Los descendientes de los antiguos soberanos indígenas acudieron al colegio a prepararse para desempeñar los cargos que ahora les correspondían como gobernadores, alcaldes, regidores y jueces de sus pueblos. Además de su formación para la vida civil y de gobierno, los colegiales se convirtieron en mediadores en el proceso de aproximación de las tradiciones cristiana e indígena. En Tlatelolco leían autores como Marcial y Juvenal, Virgilio, Salustio, Tito Livio y Cicerón. Profundizaban en la filosofía cristiana con las obras de Boecio, Kempis, Erasmo de Róterdam y Juan Luis Vives.

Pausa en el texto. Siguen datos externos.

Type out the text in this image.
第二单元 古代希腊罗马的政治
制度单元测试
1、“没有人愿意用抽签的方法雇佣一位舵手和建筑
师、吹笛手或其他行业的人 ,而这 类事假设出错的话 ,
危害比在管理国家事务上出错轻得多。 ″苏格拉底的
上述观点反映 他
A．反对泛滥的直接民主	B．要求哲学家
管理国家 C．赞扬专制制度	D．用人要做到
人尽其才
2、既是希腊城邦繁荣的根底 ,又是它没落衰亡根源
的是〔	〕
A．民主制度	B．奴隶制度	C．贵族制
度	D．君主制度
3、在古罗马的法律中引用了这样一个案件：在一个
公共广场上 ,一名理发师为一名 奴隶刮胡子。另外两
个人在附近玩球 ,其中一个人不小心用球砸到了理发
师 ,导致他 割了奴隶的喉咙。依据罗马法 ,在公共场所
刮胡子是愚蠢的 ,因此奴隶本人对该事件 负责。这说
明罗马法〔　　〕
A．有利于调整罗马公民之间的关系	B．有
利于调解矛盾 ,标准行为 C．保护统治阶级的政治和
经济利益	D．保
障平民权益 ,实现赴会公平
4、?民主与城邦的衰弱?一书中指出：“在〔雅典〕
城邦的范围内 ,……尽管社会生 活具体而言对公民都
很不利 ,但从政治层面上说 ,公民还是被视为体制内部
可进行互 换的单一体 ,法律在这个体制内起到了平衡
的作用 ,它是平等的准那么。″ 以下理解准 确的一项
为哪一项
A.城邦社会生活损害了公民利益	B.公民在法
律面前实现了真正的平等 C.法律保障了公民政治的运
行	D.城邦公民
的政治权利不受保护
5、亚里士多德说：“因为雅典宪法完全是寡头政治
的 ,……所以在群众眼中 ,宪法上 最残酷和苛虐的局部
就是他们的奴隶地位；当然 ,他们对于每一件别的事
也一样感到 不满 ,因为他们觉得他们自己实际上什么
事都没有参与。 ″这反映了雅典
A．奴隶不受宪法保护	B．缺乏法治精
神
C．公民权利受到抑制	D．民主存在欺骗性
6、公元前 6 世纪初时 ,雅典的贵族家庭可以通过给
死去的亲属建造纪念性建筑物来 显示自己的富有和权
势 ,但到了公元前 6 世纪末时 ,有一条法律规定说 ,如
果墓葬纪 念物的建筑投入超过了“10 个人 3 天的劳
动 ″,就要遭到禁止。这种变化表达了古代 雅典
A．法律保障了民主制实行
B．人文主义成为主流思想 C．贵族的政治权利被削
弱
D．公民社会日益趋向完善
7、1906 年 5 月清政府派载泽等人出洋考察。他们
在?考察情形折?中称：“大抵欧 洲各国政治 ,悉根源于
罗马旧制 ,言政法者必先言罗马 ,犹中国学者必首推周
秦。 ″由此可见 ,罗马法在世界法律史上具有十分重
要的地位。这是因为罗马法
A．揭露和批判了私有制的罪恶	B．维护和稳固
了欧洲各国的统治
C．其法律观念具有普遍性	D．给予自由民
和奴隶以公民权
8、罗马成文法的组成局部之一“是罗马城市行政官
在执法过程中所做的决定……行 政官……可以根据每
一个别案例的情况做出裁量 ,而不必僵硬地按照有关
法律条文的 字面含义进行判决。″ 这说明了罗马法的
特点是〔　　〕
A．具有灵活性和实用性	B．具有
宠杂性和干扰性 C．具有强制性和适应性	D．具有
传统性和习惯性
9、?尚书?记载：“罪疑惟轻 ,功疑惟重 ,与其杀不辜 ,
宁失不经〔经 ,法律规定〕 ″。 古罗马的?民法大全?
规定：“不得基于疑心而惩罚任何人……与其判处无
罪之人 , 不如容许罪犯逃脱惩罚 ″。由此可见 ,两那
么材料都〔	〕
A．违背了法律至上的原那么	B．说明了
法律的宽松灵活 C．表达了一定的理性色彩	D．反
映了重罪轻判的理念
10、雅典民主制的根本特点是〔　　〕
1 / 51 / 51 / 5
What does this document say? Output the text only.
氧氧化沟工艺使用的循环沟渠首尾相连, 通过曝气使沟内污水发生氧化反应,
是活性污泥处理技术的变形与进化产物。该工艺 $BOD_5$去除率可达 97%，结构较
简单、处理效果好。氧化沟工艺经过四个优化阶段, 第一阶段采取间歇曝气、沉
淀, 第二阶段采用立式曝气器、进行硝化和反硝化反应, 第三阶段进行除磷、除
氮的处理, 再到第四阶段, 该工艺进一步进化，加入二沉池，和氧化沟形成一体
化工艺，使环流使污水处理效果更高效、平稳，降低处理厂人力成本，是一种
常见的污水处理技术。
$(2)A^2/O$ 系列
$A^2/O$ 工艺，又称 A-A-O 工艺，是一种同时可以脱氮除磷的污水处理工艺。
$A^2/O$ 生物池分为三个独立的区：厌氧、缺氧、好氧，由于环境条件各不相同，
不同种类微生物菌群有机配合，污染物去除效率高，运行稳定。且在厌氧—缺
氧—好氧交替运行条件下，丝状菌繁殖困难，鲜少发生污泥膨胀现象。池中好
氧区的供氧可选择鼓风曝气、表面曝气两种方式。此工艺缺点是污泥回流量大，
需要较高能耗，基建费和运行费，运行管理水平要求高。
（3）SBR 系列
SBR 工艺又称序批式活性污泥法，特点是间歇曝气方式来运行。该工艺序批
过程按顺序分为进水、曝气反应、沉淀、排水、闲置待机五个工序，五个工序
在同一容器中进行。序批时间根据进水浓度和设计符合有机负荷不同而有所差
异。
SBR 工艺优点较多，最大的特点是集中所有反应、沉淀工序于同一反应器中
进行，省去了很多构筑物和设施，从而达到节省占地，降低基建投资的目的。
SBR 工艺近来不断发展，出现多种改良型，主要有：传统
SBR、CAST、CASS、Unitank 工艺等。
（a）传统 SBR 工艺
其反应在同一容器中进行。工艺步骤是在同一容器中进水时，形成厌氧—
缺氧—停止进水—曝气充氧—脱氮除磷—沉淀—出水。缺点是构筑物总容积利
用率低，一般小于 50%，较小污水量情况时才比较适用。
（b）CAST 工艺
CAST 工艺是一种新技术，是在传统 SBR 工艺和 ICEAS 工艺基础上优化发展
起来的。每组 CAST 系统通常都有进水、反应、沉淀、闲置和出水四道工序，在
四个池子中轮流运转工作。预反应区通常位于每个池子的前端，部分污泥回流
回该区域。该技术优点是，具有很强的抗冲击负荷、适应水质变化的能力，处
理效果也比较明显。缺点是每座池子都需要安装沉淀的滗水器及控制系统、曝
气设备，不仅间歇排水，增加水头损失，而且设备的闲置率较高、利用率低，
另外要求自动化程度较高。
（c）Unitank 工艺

Conocemos a varios de los egresados, como Pablo Nazareno, de la casa real de Xaltocan, quien tradujo al náhuatl muchos de los sermones que se decían durante el año… y escribió cartas en latín a Felipe II e Isabel de Valois. O el sabio Antonio Valeriano, colaborador de Bernardino de Sahagún, maestro de latín y rector del colegio, gobernador de México y Azcapotzalco.
En este libro se analiza uno de los mayores proyectos pedagógicos de nuestra historia, que arrojó luz en una época de crisis y se extinguió a fines del siglo XVI.